Mechanism of reactions of α‐diazosulfones. II: The acid‐catalysed hydrolysis in water and in dioxan‐water mixtures

Abstract

AbstractThe acid‐catalysed hydrolysis of α‐diazosulfones has been studied in water and in dioxan‐water solutions. From the magnitude of the solvent deuterium isotope effect a fast reversible protonation of the substrate is proposed.
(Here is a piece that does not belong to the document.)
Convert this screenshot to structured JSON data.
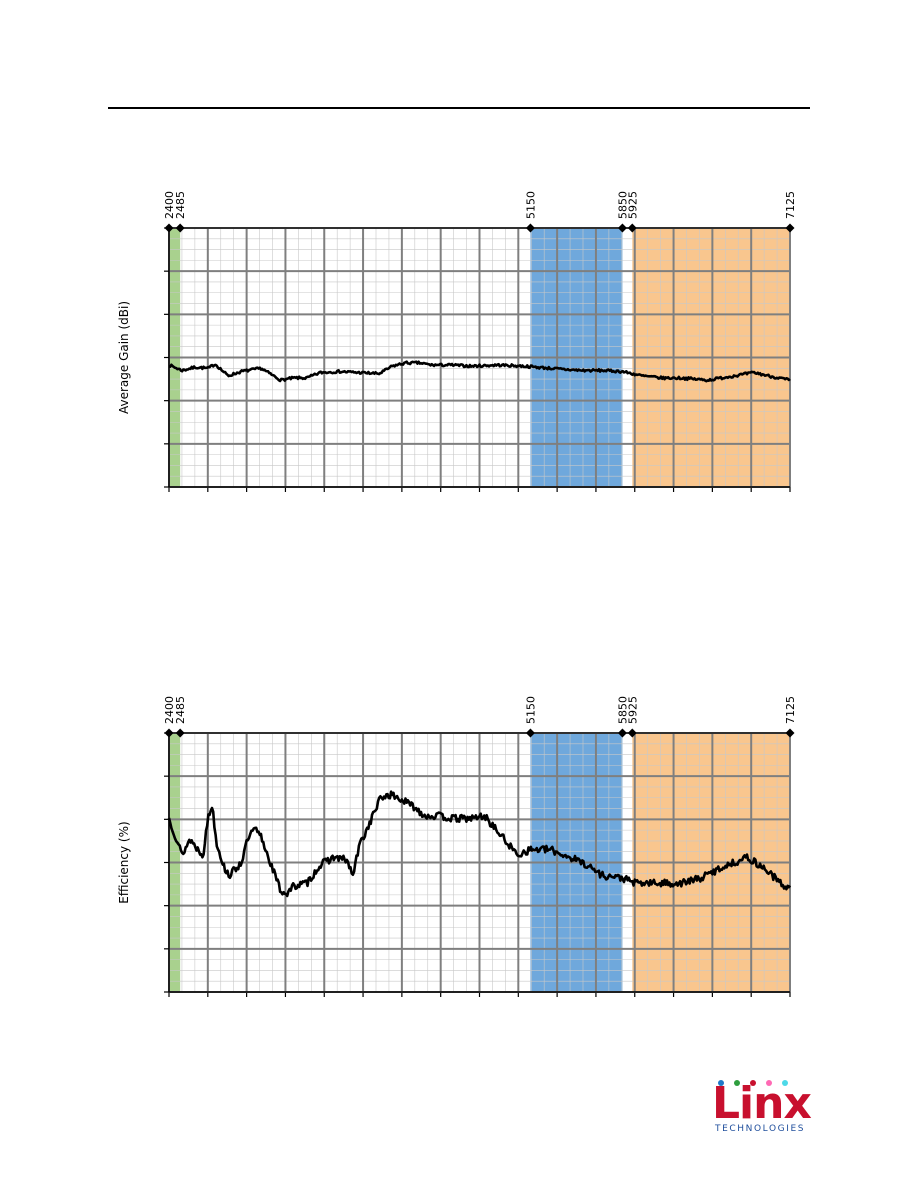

This result is supported by H‐D exchange experiments. The reaction rates have been measured in moderately concentrated perchloric acid and hydrochloric acid solutions. The logarithm of the pseudo first order rate constant is linear in Hammett's acidity function, H0. The slopes of these linear plots are appreciably larger for hydrochloric acid than for perchloric acid as catalyst. Bunnett's theory has been used to interpret the rate data in water. The influence of added sodium perchlorate and sodium chloride on the reaction rate is compared. A bimolecular rate‐determining step is proposed with a weak participation of the nucleophile in the transition state. The entropies of activation are consistent with this conclusion. The failure of the Zucker‐Hammett hypothesis is discussed.The influence of para substituents in five aryl α‐diazosulfones is correlated with Hammett's σp and Tsuno's σ+ constants. A weak transition state resonance has been proposed for p‐methoxyphenylsulfonyldiazomethane.Preliminary measurements on the hydrolysis of alkyl α‐diazosulfones are pointing to a similar mechanism to that proposed for the aryl α‐diazosulfones.